Columnistas, Opinión

Seguro en algún momento de nuestras vidas nos la habrán impuesto y/o (nos la habremos autoimpuesto), por eso, todos estaremos de acuerdo en ubicar a la disciplina como el camino más apropiado para convertirnos en hombres y mujeres de bien.

Esta, que puede ser una verdad de Perogrullo, no lo es, necesariamente. Se lo explico. 

A algún maestro se le ocurrió levantar una encuesta bastante informal entre sus alumnos respecto al tema. La pregunta era simple y directa: ¿Qué es la disciplina? Las respuestas abundaron en monosílabos tales como: actitud; voluntad; carácter; fuerza; etc. pasando algunas por la idea de: “esforzarse para alcanzar el éxito” y muy pocas mejor elaboradas como: “disciplinado es quien hace lo que tiene que hacer a pesar de no querer hacerlo”.

Luego de escuchar las intervenciones, el maestro habló. Fue infidente al revelar su infancia y juventud relatando que vivió prácticamente en la miseria de una apartada aldea rural en donde difícilmente podía alimentarse con tres comidas diarias. Su padre, un indígena decente y muy trabajador, le obligaba a diario a levantarse a las cuatro de la mañana para juntos ordeñar la vaca, darle el escaso pienso que había y retirar unos cuantos huevos del gallinero. Luego, tenía que caminar un par de horas de ida y otras tantas de vuelta a la comuna más cercana para asistir a la escuela. Recuerda que en varias ocasiones se molestaba y lloraba por las exigencias de su padre a las que no les encontraba sentido si, total, él las podía hacer solo.
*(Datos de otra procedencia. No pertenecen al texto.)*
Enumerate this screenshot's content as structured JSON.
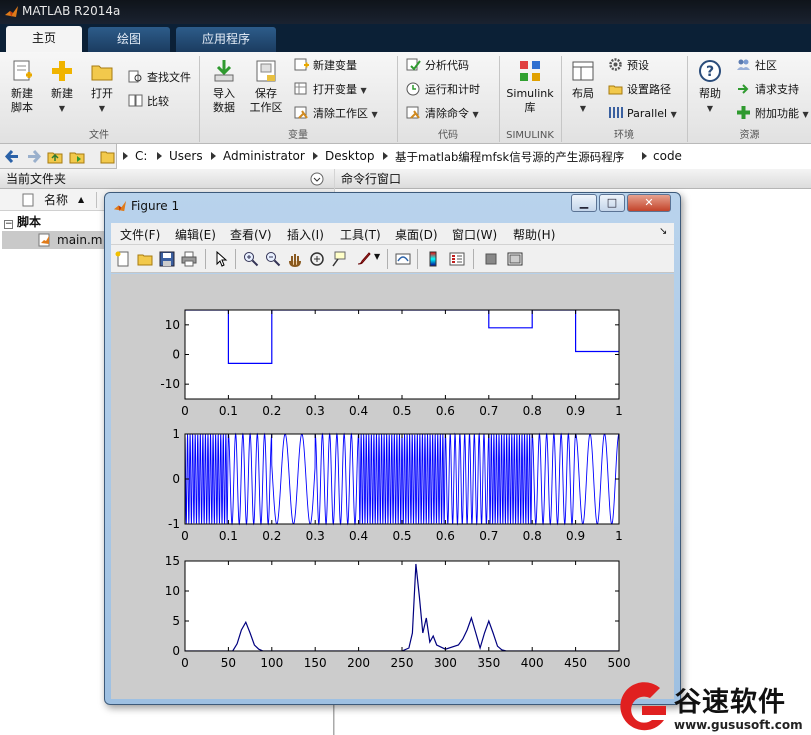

Hasta que un día, con una mejor condición de vida como vocacionado maestro, entendió que la disciplina no es solamente elegir lo que hace bien sobre lo que resulta fácil, lo cual es cierto, sino que es algo bastante más simple y profundo: “la verdadera disciplina -les dijo- es una forma de demostrarse amor a sí mismo; porque, fíjense bien jóvenes -advirtió-: se puede ser disciplinado también para procurar el mal, de manera que, solo cuando se descubre que la verdadera disciplina fomenta el amor propio, jamás se la podrá usar para hacer daño.”

“Es así como, mi padre -continuó el maestro dirigiéndose a sus alumnos- veía eso que yo aún no podía comprender. Yo pensaba que solo me enseñaba disciplina, pero él sabía que la dura rutina a la que me sometía me iría formando por dentro hasta saberme lo suficientemente honesto como para aceptar la persona que quiero ser en el futuro. Y lo consiguió; quise ser grande, entonces hizo que aprendiese a amarme”

“Por eso -culminó el maestro- la verdadera disciplina va mucho más allá de la sola motivación o fuerza de voluntad, bien encaminada nos enseña algo invalorable: a amarnos a nosotros mismos y consecuentemente a ser buenas personas.” (O)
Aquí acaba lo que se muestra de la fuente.